The Tax Foundation

September 12, 2008

Tax Foundation Bemoans Egregious Errors in Presidential Tax Policy Debate

Joe Klein of Time Magazine Latest to Botch "Tax Credit" Versus "Tax Deduction"

Washington, DC, September 12, 2008 - With 53 days left to go in this year's Presidential race, basic tax facts have been tossed out the window by some reporters and columnists, according to Gerald Prante, senior economist at the Tax Foundation, who has monitored the Presidential candidates' plans on taxation.

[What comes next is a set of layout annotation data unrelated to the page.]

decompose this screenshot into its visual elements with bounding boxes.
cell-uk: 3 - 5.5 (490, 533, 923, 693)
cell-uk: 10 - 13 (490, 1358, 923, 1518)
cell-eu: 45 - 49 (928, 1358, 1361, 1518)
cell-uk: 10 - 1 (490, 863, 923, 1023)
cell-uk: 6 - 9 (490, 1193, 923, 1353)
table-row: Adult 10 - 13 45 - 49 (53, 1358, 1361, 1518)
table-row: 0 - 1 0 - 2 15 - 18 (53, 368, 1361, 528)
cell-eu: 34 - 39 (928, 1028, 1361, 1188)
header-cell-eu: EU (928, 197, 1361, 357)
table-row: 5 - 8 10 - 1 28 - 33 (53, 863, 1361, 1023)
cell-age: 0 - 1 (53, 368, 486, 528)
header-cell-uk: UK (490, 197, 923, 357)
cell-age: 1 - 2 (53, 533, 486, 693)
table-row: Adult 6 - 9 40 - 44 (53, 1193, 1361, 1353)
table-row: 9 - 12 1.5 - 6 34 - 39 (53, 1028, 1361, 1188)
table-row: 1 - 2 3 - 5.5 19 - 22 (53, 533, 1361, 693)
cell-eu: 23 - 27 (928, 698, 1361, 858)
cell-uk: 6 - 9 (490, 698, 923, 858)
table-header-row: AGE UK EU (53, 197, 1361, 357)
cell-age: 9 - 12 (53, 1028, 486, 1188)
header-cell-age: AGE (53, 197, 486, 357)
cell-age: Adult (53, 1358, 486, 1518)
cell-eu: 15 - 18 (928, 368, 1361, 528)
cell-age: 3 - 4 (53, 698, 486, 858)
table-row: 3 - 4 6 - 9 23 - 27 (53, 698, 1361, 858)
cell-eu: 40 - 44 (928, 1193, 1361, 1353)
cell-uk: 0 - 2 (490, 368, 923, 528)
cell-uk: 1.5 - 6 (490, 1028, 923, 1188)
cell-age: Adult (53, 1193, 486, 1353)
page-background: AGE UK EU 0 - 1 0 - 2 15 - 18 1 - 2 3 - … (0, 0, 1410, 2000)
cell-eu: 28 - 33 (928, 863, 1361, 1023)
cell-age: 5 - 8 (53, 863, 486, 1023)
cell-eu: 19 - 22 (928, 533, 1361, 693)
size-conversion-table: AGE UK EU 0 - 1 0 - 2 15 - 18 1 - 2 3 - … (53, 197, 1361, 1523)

Sen. John McCain's proposal to provide health tax credits has been the subject of the latest misinformed commentary and attack, and Prante explains that the plan is not that complicated. This huge, new subsidy for health insurance would be partially offset by the removal of a different subsidy, the tax exemption for employer-provided health care. Exemptions are not nearly as valuable to taxpayers as credits because they're not subtracted from what a taxpayer owes. Instead, they're subtracted from a taxpayer's taxable income.

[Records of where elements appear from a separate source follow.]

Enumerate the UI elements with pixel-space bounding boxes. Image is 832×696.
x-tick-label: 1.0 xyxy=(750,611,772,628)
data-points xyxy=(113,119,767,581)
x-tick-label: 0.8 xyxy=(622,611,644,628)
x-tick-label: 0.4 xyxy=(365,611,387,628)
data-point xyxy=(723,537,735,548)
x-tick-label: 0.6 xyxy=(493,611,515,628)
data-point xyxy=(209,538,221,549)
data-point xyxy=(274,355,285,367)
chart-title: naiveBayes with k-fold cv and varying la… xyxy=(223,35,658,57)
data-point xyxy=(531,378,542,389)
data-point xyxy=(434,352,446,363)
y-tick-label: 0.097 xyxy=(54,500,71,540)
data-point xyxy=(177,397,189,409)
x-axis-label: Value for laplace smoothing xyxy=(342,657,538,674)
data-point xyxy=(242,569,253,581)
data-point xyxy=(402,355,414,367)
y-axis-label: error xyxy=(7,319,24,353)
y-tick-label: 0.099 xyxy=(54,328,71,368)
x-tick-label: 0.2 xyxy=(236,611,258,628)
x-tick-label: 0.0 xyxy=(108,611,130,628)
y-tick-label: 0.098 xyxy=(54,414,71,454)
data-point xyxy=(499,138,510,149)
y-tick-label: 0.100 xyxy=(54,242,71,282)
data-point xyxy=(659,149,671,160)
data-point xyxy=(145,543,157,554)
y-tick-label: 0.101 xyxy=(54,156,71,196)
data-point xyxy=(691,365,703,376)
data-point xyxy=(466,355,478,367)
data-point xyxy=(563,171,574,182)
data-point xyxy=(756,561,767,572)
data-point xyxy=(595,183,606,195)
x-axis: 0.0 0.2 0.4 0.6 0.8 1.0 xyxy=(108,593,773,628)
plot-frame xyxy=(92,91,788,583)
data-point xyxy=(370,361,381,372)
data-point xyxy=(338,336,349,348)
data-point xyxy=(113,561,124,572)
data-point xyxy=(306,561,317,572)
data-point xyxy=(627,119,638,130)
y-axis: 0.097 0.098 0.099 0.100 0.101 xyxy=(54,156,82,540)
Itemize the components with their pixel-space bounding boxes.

"Each single taxpayer with health insurance, whether provided by an employer or purchased on his or her own, would get a $2,500 refundable tax credit (couples would get $5,000)," says Prante. "While the current exclusion tends to favor those with valuable employer-provided health insurance plans and those in higher tax brackets, McCain's refundable credit would actually reduce the tax liability of most tax returns, especially those in the middle-income groups. That's why the Tax Policy Center's preliminary estimate has it actually costing $1.3 trillion over ten years."

But yesterday, Joe Klein of Time Magazine claimed in the "Swampland" blog that McCain "is actually proposing a tax increase on health care benefits for American workers" and that McCain wants to "tax your employer-provided health care benefits" and "replace those benefits with an insufficient tax credit" because "the average cost per family for health insurance is $12,000." Unfortunately, Klein appears not to understand how a tax credit works as he compares the $12,000 average family cost to the credit amount ($5,000).

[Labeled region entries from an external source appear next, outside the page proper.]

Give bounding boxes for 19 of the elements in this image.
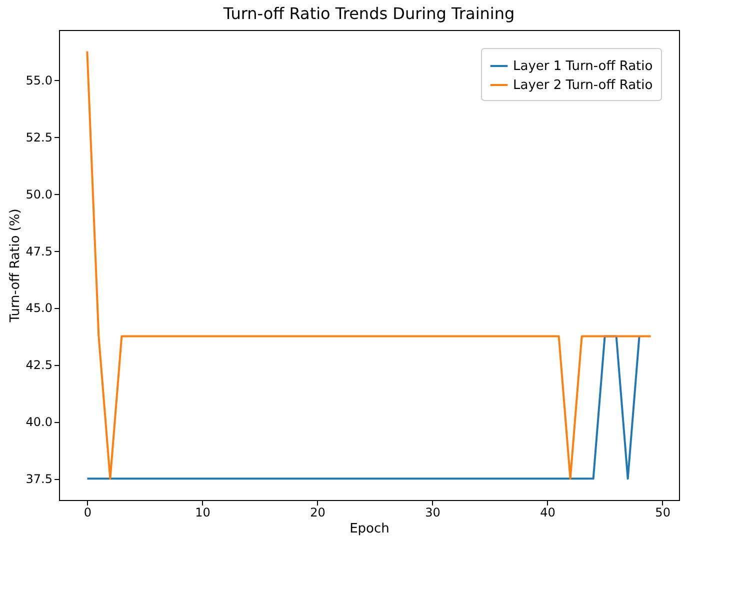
chart-title: Turn-off Ratio Trends During Training bbox=[222, 4, 515, 23]
y-tick-label: 45.0 bbox=[26, 301, 52, 316]
x-tick-label: 50 bbox=[655, 506, 670, 520]
y-axis-title: Turn-off Ratio (%) bbox=[8, 208, 23, 324]
y-tick-label: 52.5 bbox=[26, 130, 52, 144]
legend-label: Layer 2 Turn-off Ratio bbox=[513, 78, 653, 93]
x-tick-label: 10 bbox=[195, 506, 210, 520]
legend-label: Layer 1 Turn-off Ratio bbox=[513, 59, 653, 74]
y-tick-label: 40.0 bbox=[26, 415, 52, 430]
x-tick-label: 20 bbox=[310, 506, 326, 520]
x-tick-label: 40 bbox=[540, 506, 556, 520]
x-axis-title: Epoch bbox=[350, 522, 390, 536]
x-tick-label: 30 bbox=[425, 506, 440, 520]
x-tick-label: 0 bbox=[84, 506, 92, 520]
y-tick-label: 55.0 bbox=[26, 73, 52, 88]
y-tick-label: 47.5 bbox=[26, 244, 52, 258]
y-tick-label: 42.5 bbox=[26, 358, 52, 372]
y-tick-label: 37.5 bbox=[26, 472, 52, 486]
y-tick-label: 50.0 bbox=[26, 187, 52, 202]
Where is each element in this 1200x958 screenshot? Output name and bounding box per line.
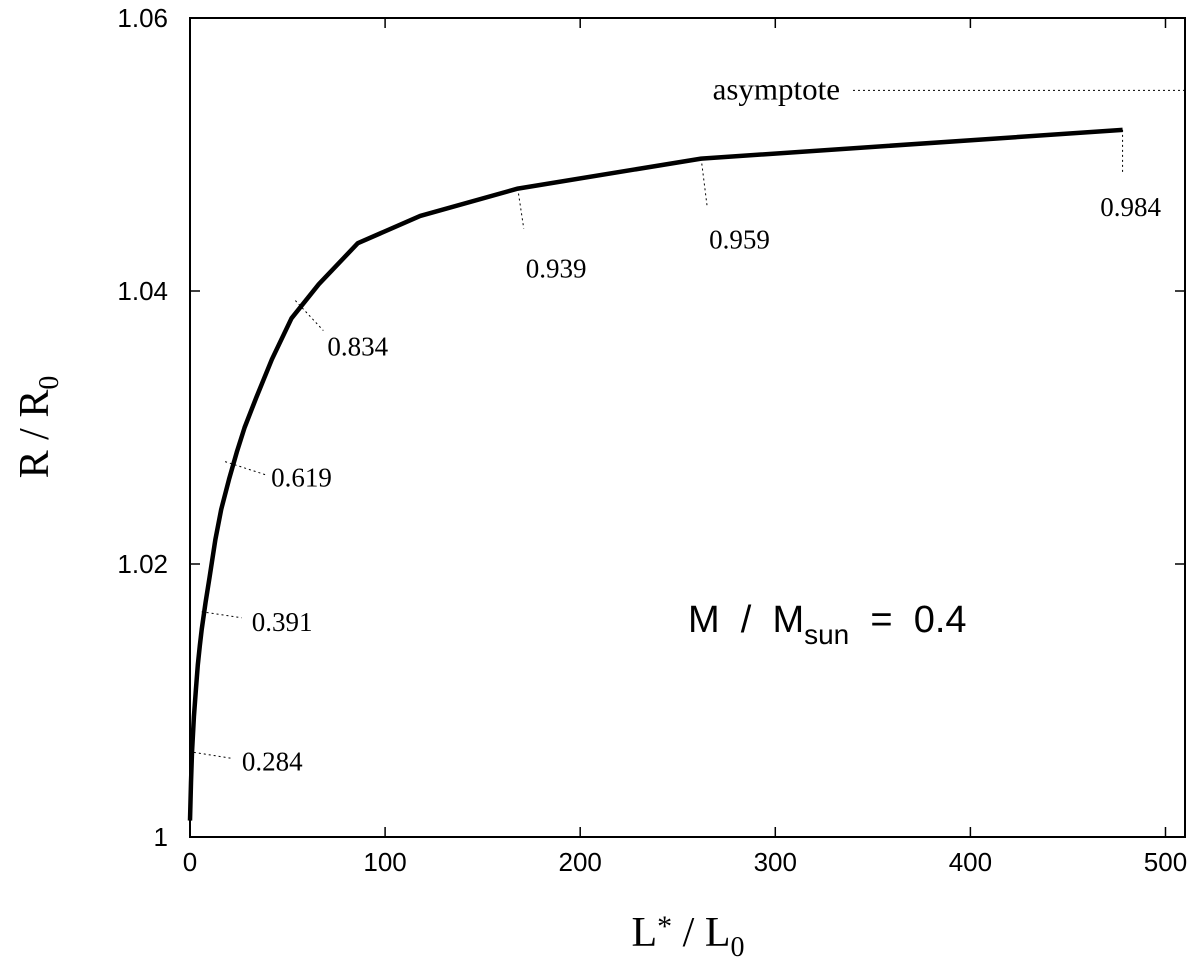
y-tick-label: 1: [154, 822, 168, 852]
point-label-leaders: [193, 129, 1124, 759]
mass-annotation: M / Msun = 0.4: [688, 599, 967, 650]
y-axis-title: R / R0: [12, 376, 65, 479]
point-label-leader: [201, 611, 242, 619]
x-axis-title-main: L: [632, 910, 658, 956]
point-label-leader: [224, 461, 266, 476]
mass-annotation-sub: sun: [804, 619, 849, 650]
x-axis-title: L* / L0: [632, 910, 745, 958]
point-label: 0.284: [242, 746, 303, 776]
x-axis-title-sub: *: [657, 910, 672, 943]
y-axis-title-sub: 0: [34, 376, 65, 390]
plot-frame: [189, 17, 1186, 838]
mass-annotation-main: M / M: [688, 599, 804, 641]
y-tick-label: 1.04: [117, 276, 168, 306]
point-label-leader: [700, 158, 708, 207]
x-axis-title-sub2: 0: [730, 932, 744, 958]
x-tick-label: 200: [559, 847, 602, 877]
y-axis-title-main: R / R: [12, 390, 58, 479]
point-label-leader: [517, 188, 525, 229]
x-axis-title-tail: / L: [672, 910, 730, 956]
axis-ticks: [189, 17, 1185, 838]
point-label: 0.619: [271, 463, 332, 493]
data-curve: [187, 127, 1123, 821]
point-labels: 0.284 0.391 0.619 0.834 0.939 0.959 0.984: [242, 192, 1162, 776]
point-label-leader: [294, 300, 324, 331]
y-tick-label: 1.02: [117, 549, 168, 579]
x-tick-label: 400: [949, 847, 992, 877]
asymptote-label: asymptote: [713, 71, 840, 106]
x-tick-label: 100: [363, 847, 406, 877]
y-tick-label: 1.06: [117, 3, 168, 33]
point-label-leader: [193, 751, 232, 759]
x-tick-label: 300: [754, 847, 797, 877]
tick-labels: 0 100 200 300 400 500 1 1.02 1.04 1.06: [117, 3, 1187, 877]
x-tick-label: 0: [183, 847, 197, 877]
mass-annotation-tail: = 0.4: [849, 599, 966, 641]
point-label: 0.984: [1100, 192, 1161, 222]
point-label: 0.391: [252, 607, 313, 637]
point-label: 0.939: [526, 254, 587, 284]
point-label: 0.959: [709, 225, 770, 255]
x-tick-label: 500: [1144, 847, 1187, 877]
point-label: 0.834: [327, 332, 388, 362]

"What Klein fails to comprehend is that the $5,000 value of the credit would be worth more than the current exclusion for almost any taxpayer," Prante points out. "For instance, a family in the 25% bracket would have its income tax before credits increase by 25% of $12,000, which is $3,000. However, the family would be getting a $5,000 credit that would trump the $3,000 extra in taxes from the elimination of the exclusion. Even for a family in the 35% bracket, the family having $12,000 in insurance would come out ahead."

Prante urges all journalists and columnists to learn the basics of the tax code, and the difference between a tax exclusion and a tax credit, before they report or comment any tax matters.

"Credits are dollar-for-dollar reductions in taxes," Prante explains. "The value of an exclusion to a taxpayer depends on the tax rate one is in."